The Project Tracking Officers (PTO) are saddled with the role of tracking all the projects listed within their state of operation. They also organize town hall meetings with the community members ultimately to enlighten them about projects contained within their constituencies. To get the projects completed, these officers visit different constituencies to attend the town hall meetings, listen to the agitation of the people and assist them in communicating with their representative(s) at all levels of government.
Impacts: The Journey So Far
Since the creation of Tracka, our reach has extended to over 8,335 communities in 25 states. We have a total of 28 project tracking officers who have tracked a total of 15,064 projects. Through our advocacy efforts, over 6,000 of these projects have been successfully completed. We have reached over 3 million Nigerians through our offline and online engagements.
Examples of projects that our advocacy efforts have aided in their facilitation and completion include the electrification of Kawu, a local community in Niger State, after 30 years of darkness. Also is the construction of schools and classroom blocks in various marginalized communities. Several health centreshave been built and equipped as well.
Beyond facilitating the completion of projects, we have also been able to change the narration of how elected representatives report their work and nominated projects. Before now, it was commonplace to see political office holders tag government projects as theirs (with the popular phrase “Donated by”). Thanks to our campaign against the deceitful political culture, the narration has changed to something along the line of “This project was facilitated by…” as the people get more knowledge on their rights and budget process.
As minute and probably negligible as this might seem, this narration has a huge impact on the citizens and how they are able to engage their representatives. Of a truth, they no longer feel like their elected officers are doing them any personal favour by facilitating projects.
More importantly, there is now a slow but steady increase of citizen-participation and inclusion in governance issues. Increasingly, more citizens are becoming more and more involved, asking questions and demanding accountability from their elected officials.

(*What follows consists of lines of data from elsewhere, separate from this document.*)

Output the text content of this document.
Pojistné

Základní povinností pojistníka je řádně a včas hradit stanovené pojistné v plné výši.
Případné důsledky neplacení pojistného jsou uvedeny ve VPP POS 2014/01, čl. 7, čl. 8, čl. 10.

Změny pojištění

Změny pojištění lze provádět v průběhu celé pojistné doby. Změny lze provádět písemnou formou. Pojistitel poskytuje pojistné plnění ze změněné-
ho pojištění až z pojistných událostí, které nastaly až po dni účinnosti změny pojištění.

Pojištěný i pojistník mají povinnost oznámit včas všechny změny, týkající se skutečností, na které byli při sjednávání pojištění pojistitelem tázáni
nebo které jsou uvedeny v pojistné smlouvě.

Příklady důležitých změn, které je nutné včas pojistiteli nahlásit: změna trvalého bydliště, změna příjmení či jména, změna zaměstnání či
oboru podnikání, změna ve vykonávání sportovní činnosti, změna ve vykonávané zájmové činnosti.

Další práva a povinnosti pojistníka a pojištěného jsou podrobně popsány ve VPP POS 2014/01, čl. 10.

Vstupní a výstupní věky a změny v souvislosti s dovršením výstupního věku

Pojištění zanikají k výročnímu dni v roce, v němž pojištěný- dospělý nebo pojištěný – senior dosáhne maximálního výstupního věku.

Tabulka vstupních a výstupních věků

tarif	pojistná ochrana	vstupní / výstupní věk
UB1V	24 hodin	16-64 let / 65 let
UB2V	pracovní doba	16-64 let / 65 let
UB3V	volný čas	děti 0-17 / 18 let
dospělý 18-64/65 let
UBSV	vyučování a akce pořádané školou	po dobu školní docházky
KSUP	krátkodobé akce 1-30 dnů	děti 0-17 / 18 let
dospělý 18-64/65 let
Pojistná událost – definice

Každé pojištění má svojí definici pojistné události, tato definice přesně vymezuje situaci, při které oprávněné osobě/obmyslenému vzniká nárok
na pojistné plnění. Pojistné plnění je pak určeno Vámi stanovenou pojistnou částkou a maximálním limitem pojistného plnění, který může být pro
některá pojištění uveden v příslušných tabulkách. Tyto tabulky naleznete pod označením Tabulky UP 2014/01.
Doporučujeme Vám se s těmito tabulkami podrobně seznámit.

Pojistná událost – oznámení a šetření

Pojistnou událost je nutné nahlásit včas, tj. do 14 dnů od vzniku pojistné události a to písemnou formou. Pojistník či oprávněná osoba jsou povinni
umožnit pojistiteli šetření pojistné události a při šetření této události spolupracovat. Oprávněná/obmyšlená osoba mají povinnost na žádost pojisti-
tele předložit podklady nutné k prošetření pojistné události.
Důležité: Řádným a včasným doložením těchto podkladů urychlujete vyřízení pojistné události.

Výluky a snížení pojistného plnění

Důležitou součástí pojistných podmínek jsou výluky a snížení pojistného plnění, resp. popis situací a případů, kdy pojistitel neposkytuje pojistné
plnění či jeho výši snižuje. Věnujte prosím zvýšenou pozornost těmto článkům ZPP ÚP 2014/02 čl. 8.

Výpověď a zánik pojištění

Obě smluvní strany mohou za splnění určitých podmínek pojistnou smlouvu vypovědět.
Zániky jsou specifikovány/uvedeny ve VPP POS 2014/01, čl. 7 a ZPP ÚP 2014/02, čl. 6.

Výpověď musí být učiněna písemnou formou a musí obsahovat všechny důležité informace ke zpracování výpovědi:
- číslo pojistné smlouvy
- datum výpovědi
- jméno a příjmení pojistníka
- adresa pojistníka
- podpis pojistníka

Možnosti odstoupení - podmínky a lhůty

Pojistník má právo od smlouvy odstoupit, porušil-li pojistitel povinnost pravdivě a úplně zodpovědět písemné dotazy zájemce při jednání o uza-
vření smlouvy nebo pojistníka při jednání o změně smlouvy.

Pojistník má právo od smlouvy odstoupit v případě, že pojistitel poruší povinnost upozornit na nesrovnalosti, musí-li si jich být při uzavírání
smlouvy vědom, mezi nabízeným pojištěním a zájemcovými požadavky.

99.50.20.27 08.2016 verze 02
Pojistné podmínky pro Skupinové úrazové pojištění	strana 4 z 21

Proximity and Expansion to Other States
For us to cover more communities and reach a wider audience of active citizens, we need more hands and minds to work together. It is with this in mind that we carry out capacity building activities for CSOs in different states so that they can also join in the pursuit of good governance and accountability in public spending.
Moreso, in order to ensure that the essence of our work is not lost on the people at the grassroots level, we initiated a new project called Proximity Meetings.
The Tracka Proximity Meetings are large community meetings created with the aim of empowering the voices of citizens to bridge the gap between the government and the people at the grassroots. What we try to do is to take feedback from the citizens back to the government and their elected representatives, engaging them on the pressing needs of the people. We have reached over 3 million Nigerians directly in 7,013 meetings and we are expanding this to 200 communities in Nigeria.
In the 2nd quarter of 2019, we added three (3) new states [courtesy of the Google Impact Challenge] to our coverage areas, bringing our total coverage states to twenty-five (25).
Before the year runs out, we plan to add another four (4) states to the list, bringing it to twenty-nine (29) states in 2019.
What We Have Learnt
One major lesson we have learnt is that our goals are valid everywhere. The goal of accountability in public spending and in the delivery of public service is resonating across the board — even beyond communities we presently cover. We obviously cannot do this work alone. Neither can we achieve it at the required scale. We need more hands to cover more grounds, we need more citizens to be actively involved.
Another recurring theme that comes up during the course of our work is the very low rate of citizen participation in matters of governance and service delivery. Furthermore is the lack of participatory methods to budget design in Nigeria. What you find are empowerment projects that do not address the core needs of communities and people.
It is believed that, once we can get more citizens involved who are actively and independently championing the accountability and transparency cause, a lot of these issues will drastically reduce.
What’s Next? Community Champions!
We are launching a new initiative where we aim to raise an army of active citizens who independently engage elected officials in their community and who go further to monitor and track the implementation of projects within their community.
These footsoldiers are called “Community Champions.”
In actual fact, since the inception of Tracka, we have had a few people from various communities who have remained our feedback channels in those areas. Hence, what we really are doing is to institutionalise the entire process of getting feedback from citizens.
Our role will be to simply provide these Champions with necessary details and resources they might require. The more voices we have calling for accountability in public spending, the easier it is to get our voices and messages heard while driving impactful results. The Community Champions initiative is another way for us to scale up our work and multiply our influence. It is open to every and anyone who desires to join. However, BudgIT will vet champions who show interest and would inform them of the guidelines.
We seek active citizens interested in joining the Community Champions Group to work for their communities. We plan to kickstart the campaign for this initiative in July 2019. Our new Tracka website that reflects our community champions and also embeds participatory budgeting will be ready in October 2019.